Pembuatan produk pasta dari tepung campuran diperlukan penyesuaian terhadap proses pengolahannya, seperti meningkatkan temperatur adonan (Ruiter, 1978). Penyesuaian tersebut bisa dilakukan dengan menambahkan air yang suhunya tinggi untuk melakukan pregelatinisasi terhadap tepung atau dengan menambahkan pati yang telah terpregelatinisasi. Untuk bahan baku yang mengandung sedikit protein seperti jagung, atau yang sama sekali tidak mengandung protein, pembuatan produk pasta harus dilakukan dengan merangsang pembentukan struktur yang khusus dari patinya. Hal ini dapat dilakukan dengan perlakuan pemanasan pada suhu tinggi terhadap adonan yang dimaksudkan untuk menggelatinisasi pati yang terkandung di dalam tepung.

Analisis mie basah jagung dilakukan pada dua parameter mutu penting mie basah yaitu persen elongasi dan KPAP (Kehilangan Padatan Akibat Pemasakan). Sebenarnya pengukuran karakteristik mie basah belum memiliki standar yang digunakan secara universal karena produk mie yang tersebar luas dan punya ciri khas yang berbeda-beda tiap negara (Kruger, 1996). Namun, analisis yang dilakukan ini didukung oleh Hou dan Krouk (1998) yang menyatakan bahwa karakteristik fisik yang terpenting dari mie basah adalah elongasi dan KPAP. Mie basah jagung yang dinyatakan sebagai mie basah jagung yang bermutu baik memiliki persen elongasi yang tinggi dan KPAP yang rendah.
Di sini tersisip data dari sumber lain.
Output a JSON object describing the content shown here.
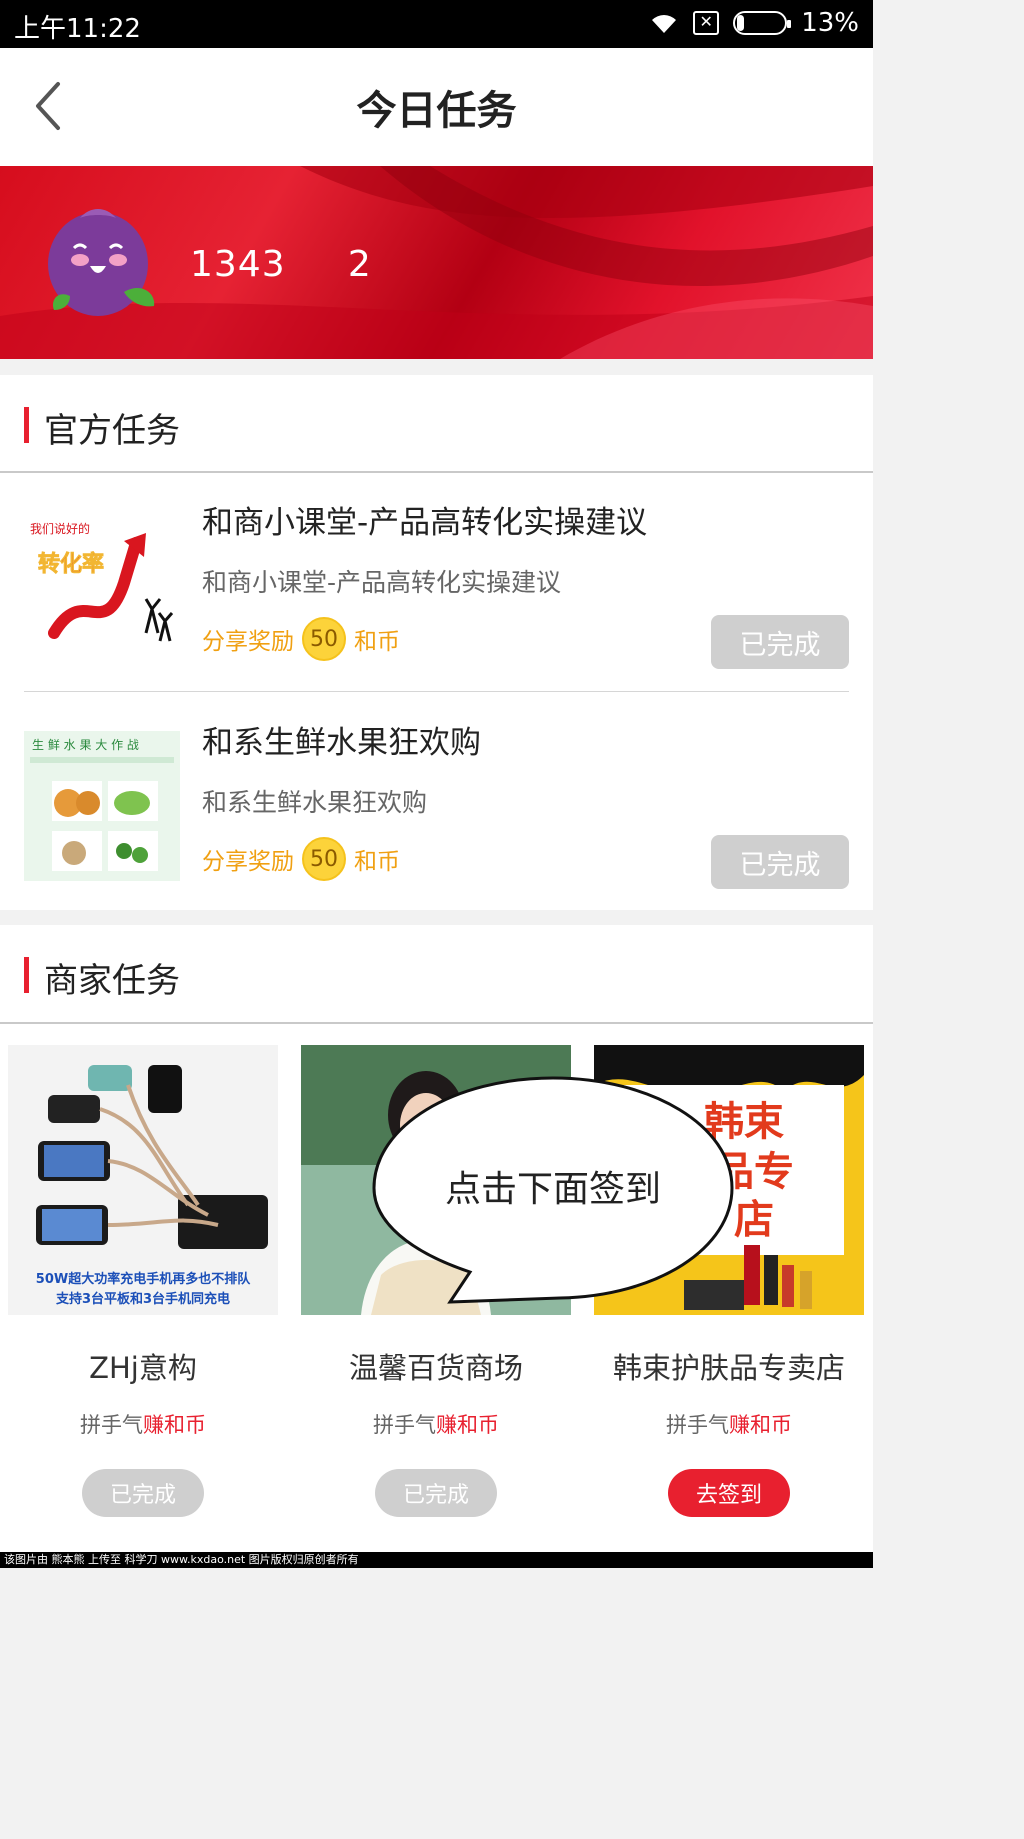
{
  "status_bar": {
    "time": "上午11:22",
    "battery": "13%"
  },
  "header": {
    "title": "今日任务"
  },
  "profile": {
    "user_id": "1343     2"
  },
  "official": {
    "section_title": "官方任务",
    "tasks": [
      {
        "title": "和商小课堂-产品高转化实操建议",
        "desc": "和商小课堂-产品高转化实操建议",
        "reward_prefix": "分享奖励",
        "reward_amount": "50",
        "reward_unit": "和币",
        "status": "已完成",
        "thumb_text1": "我们说好的",
        "thumb_text2": "转化率"
      },
      {
        "title": "和系生鲜水果狂欢购",
        "desc": "和系生鲜水果狂欢购",
        "reward_prefix": "分享奖励",
        "reward_amount": "50",
        "reward_unit": "和币",
        "status": "已完成",
        "thumb_text1": "生 鲜 水 果 大 作 战"
      }
    ]
  },
  "merchant": {
    "section_title": "商家任务",
    "items": [
      {
        "name": "ZHj意构",
        "sub_prefix": "拼手气",
        "sub_highlight": "赚和币",
        "button": "已完成",
        "img_caption1": "50W超大功率充电手机再多也不排队",
        "img_caption2": "支持3台平板和3台手机同充电"
      },
      {
        "name": "温馨百货商场",
        "sub_prefix": "拼手气",
        "sub_highlight": "赚和币",
        "button": "已完成"
      },
      {
        "name": "韩束护肤品专卖店",
        "sub_prefix": "拼手气",
        "sub_highlight": "赚和币",
        "button": "去签到",
        "img_caption1": "韩束",
        "img_caption2": "品专",
        "img_caption3": "店"
      }
    ]
  },
  "callout": {
    "text": "点击下面签到"
  },
  "footer": {
    "text": "该图片由 熊本熊 上传至 科学刀 www.kxdao.net 图片版权归原创者所有"
  },
  "colors": {
    "accent": "#e8202f",
    "reward": "#f0a012",
    "disabled": "#cfcfcf"
  }
}
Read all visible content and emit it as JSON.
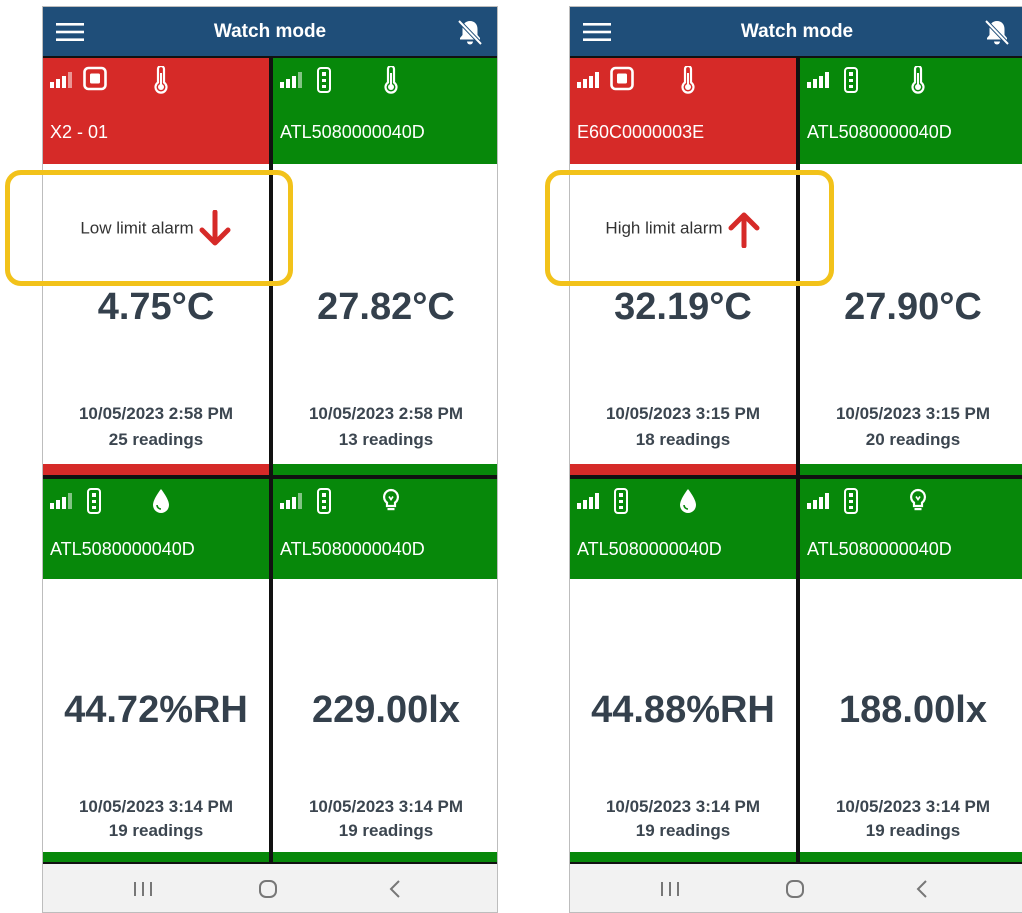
{
  "app": {
    "title": "Watch mode"
  },
  "colors": {
    "appbar": "#1f4e79",
    "alarm_red": "#d62a28",
    "ok_green": "#07880a",
    "highlight": "#f2c21a"
  },
  "icons": {
    "menu": "hamburger-menu-icon",
    "bell": "bell-off-icon",
    "signal": "signal-bars-icon",
    "temperature": "thermometer-icon",
    "humidity": "droplet-icon",
    "light": "lightbulb-icon",
    "logger": "logger-device-icon",
    "back": "back-chevron-icon",
    "home": "home-circle-icon",
    "recents": "recents-icon"
  },
  "screens": [
    {
      "tiles": [
        {
          "device_id": "X2 - 01",
          "status": "alarm",
          "sensor": "temperature",
          "alarm_label": "Low limit alarm",
          "alarm_direction": "down",
          "value": "4.75°C",
          "timestamp": "10/05/2023 2:58 PM",
          "readings": "25 readings"
        },
        {
          "device_id": "ATL5080000040D",
          "status": "ok",
          "sensor": "temperature",
          "value": "27.82°C",
          "timestamp": "10/05/2023 2:58 PM",
          "readings": "13 readings"
        },
        {
          "device_id": "ATL5080000040D",
          "status": "ok",
          "sensor": "humidity",
          "value": "44.72%RH",
          "timestamp": "10/05/2023 3:14 PM",
          "readings": "19 readings"
        },
        {
          "device_id": "ATL5080000040D",
          "status": "ok",
          "sensor": "light",
          "value": "229.00lx",
          "timestamp": "10/05/2023 3:14 PM",
          "readings": "19 readings"
        }
      ]
    },
    {
      "tiles": [
        {
          "device_id": "E60C0000003E",
          "status": "alarm",
          "sensor": "temperature",
          "alarm_label": "High limit alarm",
          "alarm_direction": "up",
          "value": "32.19°C",
          "timestamp": "10/05/2023 3:15 PM",
          "readings": "18 readings"
        },
        {
          "device_id": "ATL5080000040D",
          "status": "ok",
          "sensor": "temperature",
          "value": "27.90°C",
          "timestamp": "10/05/2023 3:15 PM",
          "readings": "20 readings"
        },
        {
          "device_id": "ATL5080000040D",
          "status": "ok",
          "sensor": "humidity",
          "value": "44.88%RH",
          "timestamp": "10/05/2023 3:14 PM",
          "readings": "19 readings"
        },
        {
          "device_id": "ATL5080000040D",
          "status": "ok",
          "sensor": "light",
          "value": "188.00lx",
          "timestamp": "10/05/2023 3:14 PM",
          "readings": "19 readings"
        }
      ]
    }
  ]
}
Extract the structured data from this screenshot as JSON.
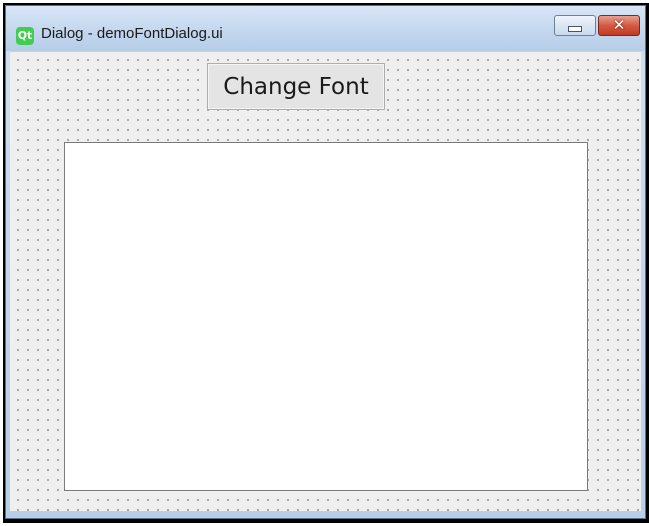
{
  "window": {
    "title": "Dialog - demoFontDialog.ui",
    "app_icon": "qt-icon",
    "minimize_icon": "minimize-icon",
    "close_icon": "close-icon",
    "close_glyph": "✕",
    "app_icon_glyph": "Qt"
  },
  "dialog": {
    "change_font_label": "Change Font",
    "text_edit_value": ""
  },
  "colors": {
    "client_background": "#efefef",
    "close_button": "#c23a1f",
    "qt_green": "#41cd52"
  }
}
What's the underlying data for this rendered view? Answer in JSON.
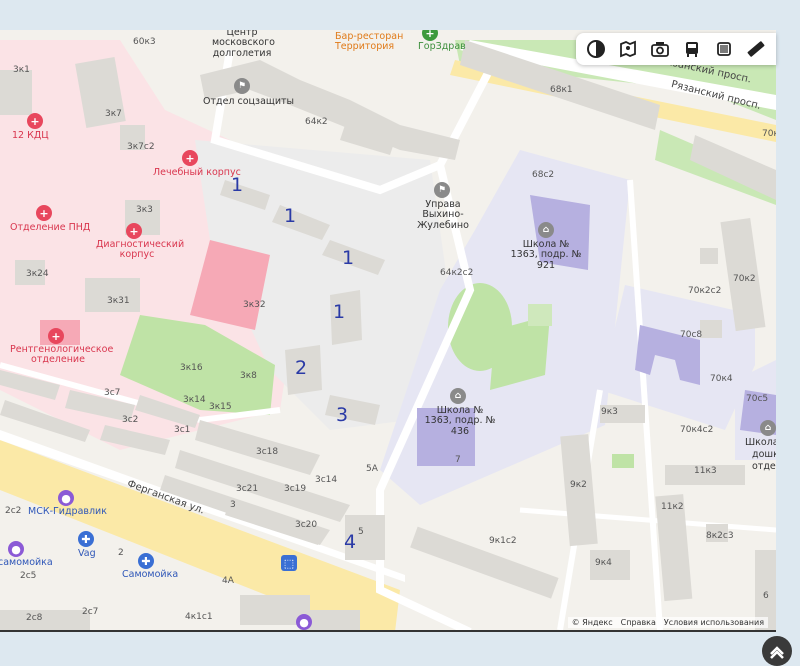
{
  "map": {
    "labels": {
      "b60k3": "60к3",
      "b3k1": "3к1",
      "b3k7": "3к7",
      "b3k7c2": "3к7с2",
      "b3k3": "3к3",
      "b3k24": "3к24",
      "b3k31": "3к31",
      "b3k32": "3к32",
      "b3k16": "3к16",
      "b3k8": "3к8",
      "b3k14": "3к14",
      "b3k15": "3к15",
      "b3c7": "3с7",
      "b3c2": "3с2",
      "b3c1": "3с1",
      "b3c18": "3с18",
      "b3c21": "3с21",
      "b3c19": "3с19",
      "b3c14": "3с14",
      "b3c20": "3с20",
      "b5": "5",
      "b5a": "5А",
      "b3": "3",
      "b2": "2",
      "b2c2": "2с2",
      "b2c5": "2с5",
      "b2c7": "2с7",
      "b2c8": "2с8",
      "b4a": "4А",
      "b4k1c1": "4к1с1",
      "b64k2": "64к2",
      "b64k2c2": "64к2с2",
      "b68k1": "68к1",
      "b68c2": "68с2",
      "b70k2": "70к2",
      "b70k2c2": "70к2с2",
      "b70c8": "70с8",
      "b70k4": "70к4",
      "b70c5": "70с5",
      "b70k4c2": "70к4с2",
      "b9k3": "9к3",
      "b9k2": "9к2",
      "b9k1c2": "9к1с2",
      "b9k4": "9к4",
      "b11k3": "11к3",
      "b11k2": "11к2",
      "b8k2c3": "8к2с3",
      "b70k": "70к",
      "b7": "7",
      "b6": "6"
    },
    "pois": {
      "kdc": "12 КДЦ",
      "lech": "Лечебный корпус",
      "pnd": "Отделение ПНД",
      "diag": "Диагностический корпус",
      "rentgen": "Рентгенологическое отделение",
      "center": "Центр московского долголетия",
      "socz": "Отдел соцзащиты",
      "bar": "Бар-ресторан Территория",
      "gorzdrav": "ГорЗдрав",
      "uprava": "Управа Выхино-Жулебино",
      "school921": "Школа № 1363, подр. № 921",
      "school436": "Школа № 1363, подр. № 436",
      "school_r1": "Школа",
      "school_r2": "дошко",
      "school_r3": "отдел",
      "msk": "МСК-Гидравлик",
      "vag": "Vag",
      "samomoyka": "Самомойка",
      "samomoyka2": "самомойка"
    },
    "streets": {
      "ryazan1": "Рязанский просп.",
      "ryazan2": "Рязанский просп.",
      "fergan": "Ферганская ул."
    },
    "markers": [
      "1",
      "1",
      "1",
      "1",
      "2",
      "3",
      "4"
    ]
  },
  "toolbar": {
    "buttons": [
      "layers-icon",
      "panorama-icon",
      "camera-icon",
      "transit-icon",
      "square-icon",
      "ruler-icon"
    ]
  },
  "footer": {
    "copyright": "© Яндекс",
    "help": "Справка",
    "terms": "Условия использования"
  },
  "colors": {
    "hospital": "#fbe3e6",
    "school": "#e5e5f3",
    "park": "#bfe3a6",
    "road": "#ffffff",
    "arterial": "#fbe9a7",
    "marker": "#2a3aa6"
  }
}
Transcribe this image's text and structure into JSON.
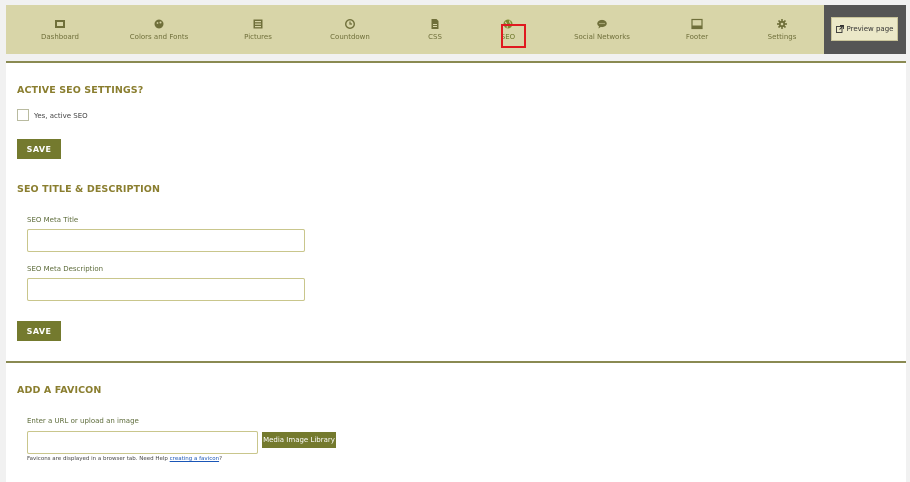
{
  "nav": {
    "items": [
      {
        "label": "Dashboard",
        "icon": "dashboard-icon"
      },
      {
        "label": "Colors and Fonts",
        "icon": "palette-icon"
      },
      {
        "label": "Pictures",
        "icon": "pictures-icon"
      },
      {
        "label": "Countdown",
        "icon": "clock-icon"
      },
      {
        "label": "CSS",
        "icon": "css-file-icon"
      },
      {
        "label": "SEO",
        "icon": "globe-icon"
      },
      {
        "label": "Social Networks",
        "icon": "chat-bubble-icon"
      },
      {
        "label": "Footer",
        "icon": "footer-icon"
      },
      {
        "label": "Settings",
        "icon": "gear-icon"
      }
    ],
    "active": "SEO",
    "highlight_color": "#e0191f"
  },
  "preview": {
    "label": "Preview page",
    "icon": "external-link-icon"
  },
  "seo_settings": {
    "title": "ACTIVE SEO SETTINGS?",
    "checkbox_label": "Yes, active SEO",
    "checked": false,
    "save_label": "SAVE"
  },
  "seo_title_desc": {
    "title": "SEO TITLE & DESCRIPTION",
    "meta_title_label": "SEO Meta Title",
    "meta_title_value": "",
    "meta_desc_label": "SEO Meta Description",
    "meta_desc_value": "",
    "save_label": "SAVE"
  },
  "favicon": {
    "title": "ADD A FAVICON",
    "url_label": "Enter a URL or upload an image",
    "url_value": "",
    "media_button_label": "Media Image Library",
    "help_text": "Favicons are displayed in a browser tab. Need Help",
    "help_link": "creating a favicon",
    "help_suffix": "?"
  },
  "colors": {
    "accent": "#747a2e",
    "topbar": "#d8d5a8",
    "title_text": "#8a7e2f"
  }
}
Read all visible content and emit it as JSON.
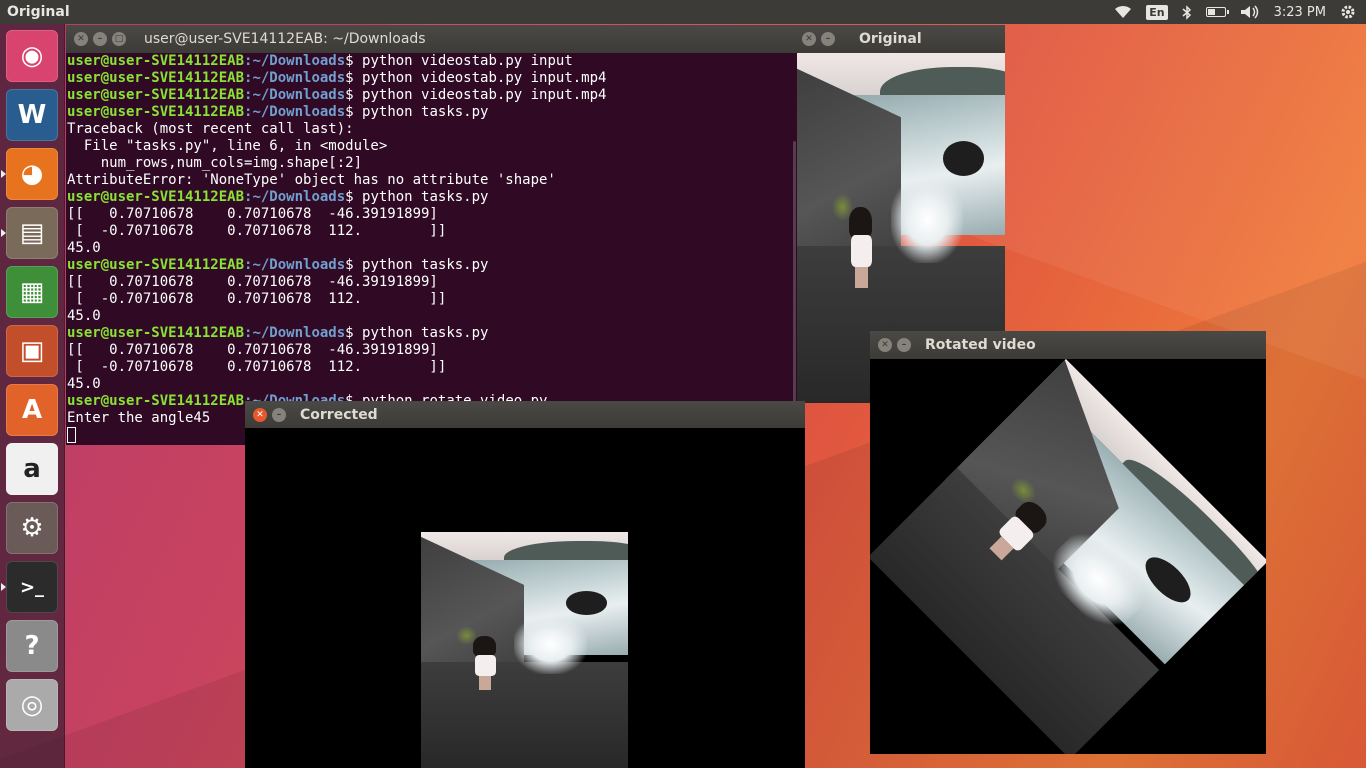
{
  "top_panel": {
    "app_title": "Original",
    "lang": "En",
    "time": "3:23 PM",
    "icons": [
      "wifi-icon",
      "bluetooth-icon",
      "battery-icon",
      "volume-icon",
      "settings-gear-icon"
    ],
    "battery_level": 0.45
  },
  "launcher": {
    "items": [
      {
        "name": "ubuntu-dash-icon",
        "glyph": "◉"
      },
      {
        "name": "libreoffice-writer-icon",
        "glyph": "W"
      },
      {
        "name": "firefox-icon",
        "glyph": "◕"
      },
      {
        "name": "files-icon",
        "glyph": "▤"
      },
      {
        "name": "libreoffice-calc-icon",
        "glyph": "▦"
      },
      {
        "name": "libreoffice-impress-icon",
        "glyph": "▣"
      },
      {
        "name": "ubuntu-software-icon",
        "glyph": "A"
      },
      {
        "name": "amazon-icon",
        "glyph": "a"
      },
      {
        "name": "system-settings-icon",
        "glyph": "⚙"
      },
      {
        "name": "terminal-icon",
        "glyph": ">_"
      },
      {
        "name": "help-icon",
        "glyph": "?"
      },
      {
        "name": "dvd-drive-icon",
        "glyph": "◎"
      }
    ]
  },
  "terminal": {
    "title": "user@user-SVE14112EAB: ~/Downloads",
    "prompt_user": "user@user-SVE14112EAB",
    "prompt_path": ":~/Downloads",
    "lines": [
      {
        "kind": "cmd",
        "text": "$ python videostab.py input"
      },
      {
        "kind": "cmd",
        "text": "$ python videostab.py input.mp4"
      },
      {
        "kind": "cmd",
        "text": "$ python videostab.py input.mp4"
      },
      {
        "kind": "cmd",
        "text": "$ python tasks.py"
      },
      {
        "kind": "out",
        "text": "Traceback (most recent call last):"
      },
      {
        "kind": "out",
        "text": "  File \"tasks.py\", line 6, in <module>"
      },
      {
        "kind": "out",
        "text": "    num_rows,num_cols=img.shape[:2]"
      },
      {
        "kind": "out",
        "text": "AttributeError: 'NoneType' object has no attribute 'shape'"
      },
      {
        "kind": "cmd",
        "text": "$ python tasks.py"
      },
      {
        "kind": "out",
        "text": "[[   0.70710678    0.70710678  -46.39191899]"
      },
      {
        "kind": "out",
        "text": " [  -0.70710678    0.70710678  112.        ]]"
      },
      {
        "kind": "out",
        "text": "45.0"
      },
      {
        "kind": "cmd",
        "text": "$ python tasks.py"
      },
      {
        "kind": "out",
        "text": "[[   0.70710678    0.70710678  -46.39191899]"
      },
      {
        "kind": "out",
        "text": " [  -0.70710678    0.70710678  112.        ]]"
      },
      {
        "kind": "out",
        "text": "45.0"
      },
      {
        "kind": "cmd",
        "text": "$ python tasks.py"
      },
      {
        "kind": "out",
        "text": "[[   0.70710678    0.70710678  -46.39191899]"
      },
      {
        "kind": "out",
        "text": " [  -0.70710678    0.70710678  112.        ]]"
      },
      {
        "kind": "out",
        "text": "45.0"
      },
      {
        "kind": "cmd",
        "text": "$ python rotate_video.py"
      },
      {
        "kind": "out",
        "text": "Enter the angle45"
      }
    ]
  },
  "windows": {
    "original": {
      "title": "Original"
    },
    "corrected": {
      "title": "Corrected"
    },
    "rotated": {
      "title": "Rotated video"
    }
  }
}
Analisa persen elongasi pada penelitian pendahuluan ini menggunakan Texture Analyzer TATX-2. Hasil analisa persen elongasi dan KPAP kelima varietas mie basah jagung dapat dilihat pada Tabel 14.

Tabel 14. Hasil analisa persen elongasi dan KPAP lima varietas mie

basah jagung

No. Varietas Jagung Rata-rata % Elongasi ± SD Rata-rata KPAP ± SD (%) 1 Srikandi Kuning 83.46 ± 5.86 7.88 ± 1.64 2 Bisma 88.82 ± 5.12 6.28 ± 0.35 3 Sukmaraga 111.17 ± 7.98 2.89 ± 1.76 4 Lamuru 105.32 ± 22.57 5.69 ± 0.71 5 Arjuna 104.85 ± 8.70 4.61 ± 0.14

Berdasarkan data tersebut di atas dapat dilihat bahwa nilai standar deviasi untuk kedua parameter mutu cukup tinggi. Variasi ini diperkirakan terjadi akibat basis bahan baku yang digunakan terlalu sedikit (100 g) dan adanya parameter proses yang tidak terkontrol, yaitu tekanan. Oleh sebab itulah dilakukannya justifikasi proses pembuatan mie basah jagung dengan menggunakan bahan baku yang lebih banyak dan memberikan tekanan secara manual.